Linear Algebra for ML#

Vectors and Matrices#

A vector $\mathbf{x} \in \mathbb{R}^n$ is a column of $n$ real numbers. A matrix $\mathbf{A} \in \mathbb{R}^{m \times n}$ maps $\mathbb{R}^n \to \mathbb{R}^m$.

Key operations:

  • Dot product: $\mathbf{x}^\top \mathbf{y} = \sum_i x_i y_i$ — measures alignment
  • Matrix multiply: $(\mathbf{AB}){ij} = \sum_k A{ik} B_{kj}$ — $O(n^3)$ naive
  • Transpose: $(\mathbf{AB})^\top = \mathbf{B}^\top \mathbf{A}^\top$

Eigendecomposition#

For square matrix $\mathbf{A}$: $\mathbf{Av} = \lambda \mathbf{v}$, where $\lambda$ is an eigenvalue and $\mathbf{v}$ a (right) eigenvector.

If $\mathbf{A}$ is symmetric ($A_{ij} = A_{ji}$):

  • All eigenvalues are real
  • Eigenvectors are orthogonal
  • $\mathbf{A} = \mathbf{Q} \Lambda \mathbf{Q}^\top$ (spectral theorem)

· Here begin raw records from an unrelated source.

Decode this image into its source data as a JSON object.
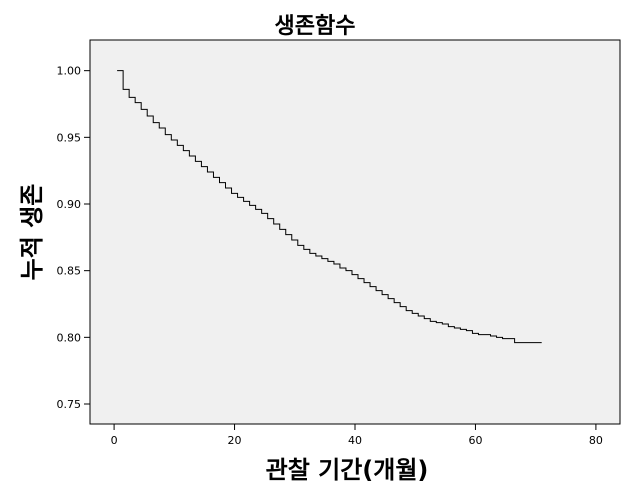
{
  "chart_data": {
    "type": "line",
    "title": "생존함수",
    "xlabel": "관찰 기간(개월)",
    "ylabel": "누적 생존",
    "xlim": [
      -4,
      84
    ],
    "ylim": [
      0.735,
      1.023
    ],
    "x_ticks": [
      0,
      20,
      40,
      60,
      80
    ],
    "y_ticks": [
      0.75,
      0.8,
      0.85,
      0.9,
      0.95,
      1.0
    ],
    "x_tick_labels": [
      "0",
      "20",
      "40",
      "60",
      "80"
    ],
    "y_tick_labels": [
      "0.75",
      "0.80",
      "0.85",
      "0.90",
      "0.95",
      "1.00"
    ],
    "grid": false,
    "legend": "none",
    "plot_background": "#f0f0f0",
    "line_color": "#000000",
    "series": [
      {
        "step": true,
        "x": [
          0.5,
          1.5,
          2.5,
          3.5,
          4.5,
          5.5,
          6.5,
          7.5,
          8.5,
          9.5,
          10.5,
          11.5,
          12.5,
          13.5,
          14.5,
          15.5,
          16.5,
          17.5,
          18.5,
          19.5,
          20.5,
          21.5,
          22.5,
          23.5,
          24.5,
          25.5,
          26.5,
          27.5,
          28.5,
          29.5,
          30.5,
          31.5,
          32.5,
          33.5,
          34.5,
          35.5,
          36.5,
          37.5,
          38.5,
          39.5,
          40.5,
          41.5,
          42.5,
          43.5,
          44.5,
          45.5,
          46.5,
          47.5,
          48.5,
          49.5,
          50.5,
          51.5,
          52.5,
          53.5,
          54.5,
          55.5,
          56.5,
          57.5,
          58.5,
          59.5,
          60.5,
          61.5,
          62.5,
          63.5,
          64.5,
          65.5,
          66.5,
          71.0
        ],
        "y": [
          1.0,
          0.986,
          0.98,
          0.976,
          0.971,
          0.966,
          0.961,
          0.957,
          0.952,
          0.948,
          0.944,
          0.94,
          0.936,
          0.932,
          0.928,
          0.924,
          0.92,
          0.916,
          0.912,
          0.908,
          0.905,
          0.902,
          0.899,
          0.896,
          0.893,
          0.889,
          0.885,
          0.881,
          0.877,
          0.873,
          0.869,
          0.866,
          0.863,
          0.861,
          0.859,
          0.857,
          0.855,
          0.852,
          0.85,
          0.847,
          0.844,
          0.841,
          0.838,
          0.835,
          0.832,
          0.829,
          0.826,
          0.823,
          0.82,
          0.818,
          0.816,
          0.814,
          0.812,
          0.811,
          0.81,
          0.808,
          0.807,
          0.806,
          0.805,
          0.803,
          0.802,
          0.802,
          0.801,
          0.8,
          0.799,
          0.799,
          0.796,
          0.796
        ]
      }
    ]
  }
}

Positive semidefinite (PSD): all eigenvalues $\geq 0$. Covariance matrices are always PSD.

Singular Value Decomposition#

Any matrix $\mathbf{A} \in \mathbb{R}^{m \times n}$:

$$\mathbf{A} = \mathbf{U} \Sigma \mathbf{V}^\top$$

  • $\mathbf{U} \in \mathbb{R}^{m \times m}$ — left singular vectors (orthonormal)
  • $\Sigma \in \mathbb{R}^{m \times n}$ — diagonal, singular values $\sigma_1 \geq \sigma_2 \geq \cdots \geq 0$
  • $\mathbf{V} \in \mathbb{R}^{n \times n}$ — right singular vectors (orthonormal)

Uses in ML: PCA (truncated SVD), matrix factorization, pseudo-inverse, low-rank approximations.

Norms#

Norm Formula Use
L1 $\sum \lvert x_i \rvert$ sparsity (Lasso)
L2 $\sqrt{\sum x_i^2}$ most common, smooth
L∞ $\max \lvert x_i \rvert$ worst-case error
Frobenius $\sqrt{\sum_{ij} A_{ij}^2}$ matrix L2

Gradient as a Vector#

If $f: \mathbb{R}^n \to \mathbb{R}$, then $\nabla f(\mathbf{x}) \in \mathbb{R}^n$ points in the direction of steepest ascent.

The Jacobian $J \in \mathbb{R}^{m \times n}$ generalizes the gradient for $f: \mathbb{R}^n \to \mathbb{R}^m$. The Hessian $H \in \mathbb{R}^{n \times n}$ is the matrix of second derivatives; $H = \nabla^2 f$.